Recorded in the Chancery Clerk’s office in Rosedale, MS is a
lease from Isaac
Hudson to the Methodist Episcopal Church South, dated
September 28, 1859.
The land was leased to the church for ten years. The trustees
of the church at
that time were Nelson Blanchard, Samuel H. Peake, John
Blanchard,
Nicholas T. Blanchard, and Felix G. Gamble, most of who are
buried at the
Concordia Cemetery.
On December 20, 1870, Isaac Hudson gave this land to the
church in a deed
to John Blanchard, S. C. Blanchard, C. R. Mayson, F. G.
Gamble, and Robert
C. Mayson, trustees of Concordia Methodist Church and their
successors.
The deed is recorded in Deed Book O, page 264, in the Chancery
Clerk’s
office in Rosedale, MS. There was a Masonic Hall also
located on the same
property.
The church remained at that site for almost twenty years until
the Mississippi
River channeled its way further west leaving Concordia a mile
inland.

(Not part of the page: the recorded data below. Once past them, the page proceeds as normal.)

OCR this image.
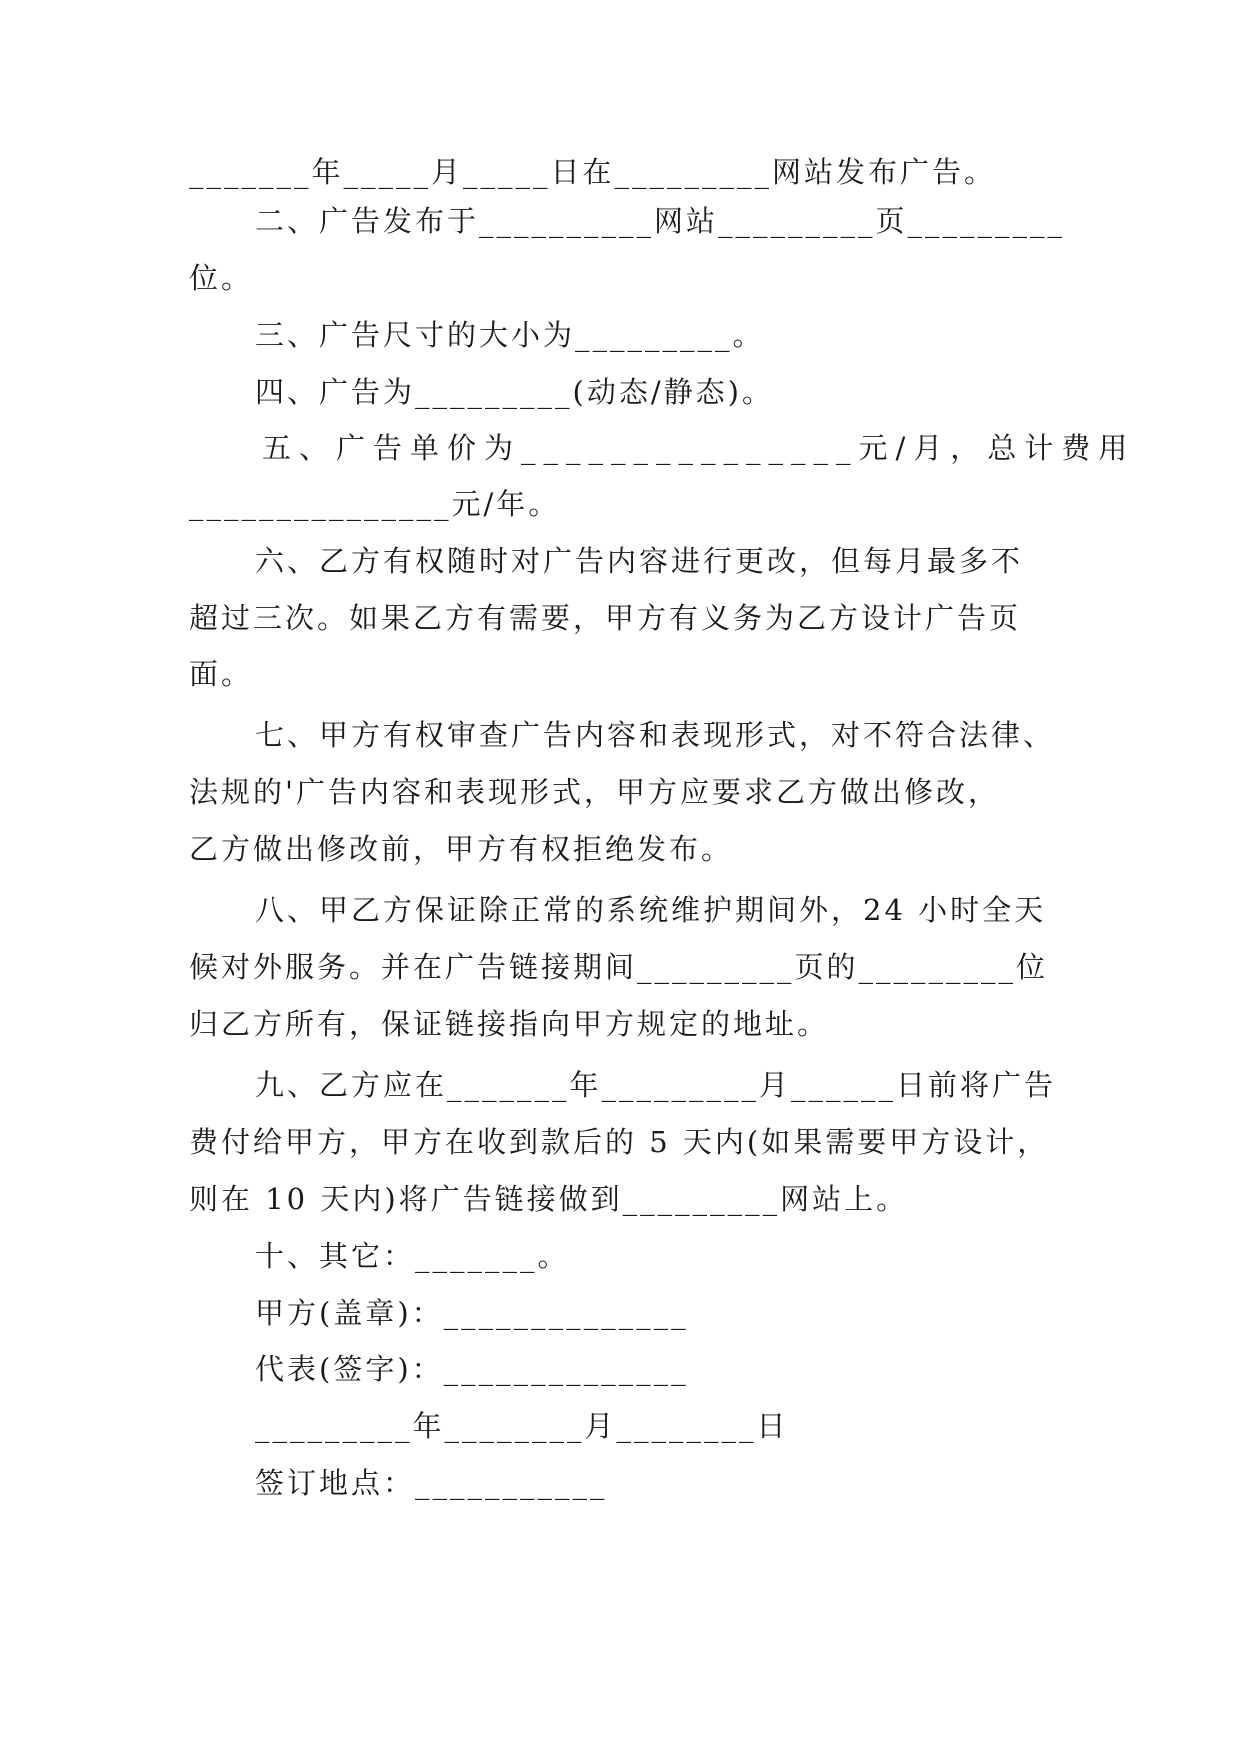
_______年_____月_____日在_________网站发布广告。
二、广告发布于__________网站_________页_________
位。
三、广告尺寸的大小为_________。
四、广告为_________(动态/静态)。
五、广告单价为_______________元/月，总计费用
_______________元/年。
六、乙方有权随时对广告内容进行更改，但每月最多不
超过三次。如果乙方有需要，甲方有义务为乙方设计广告页
面。
七、甲方有权审查广告内容和表现形式，对不符合法律、
法规的'广告内容和表现形式，甲方应要求乙方做出修改，
乙方做出修改前，甲方有权拒绝发布。
八、甲乙方保证除正常的系统维护期间外，24 小时全天
候对外服务。并在广告链接期间_________页的_________位
归乙方所有，保证链接指向甲方规定的地址。
九、乙方应在_______年_________月______日前将广告
费付给甲方，甲方在收到款后的 5 天内(如果需要甲方设计，
则在 10 天内)将广告链接做到_________网站上。
十、其它：_______。
甲方(盖章)：______________
代表(签字)：______________
_________年________月________日
签订地点：___________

At
almost the same time, the railroad completed construction of
the L.N.O.&T.R.
R., later known as the Y. &M.V.R.R. Subsequently,
the town of Gunnison was
created along its tracks in the cotton fields of Arvin
Gunnison and G. L.
Wrenn. An exodus of residents began from the doomed
river town of
Concordia to the new railroad village of Gunnison. In
1891, G. L. Wrenn
deeded as a gift the west half of block 21 in Gunnison to the
church to be used
as a new site for the church and parsonage. The original
church building and
the Masonic Lodge was moved from the cemetery soon after.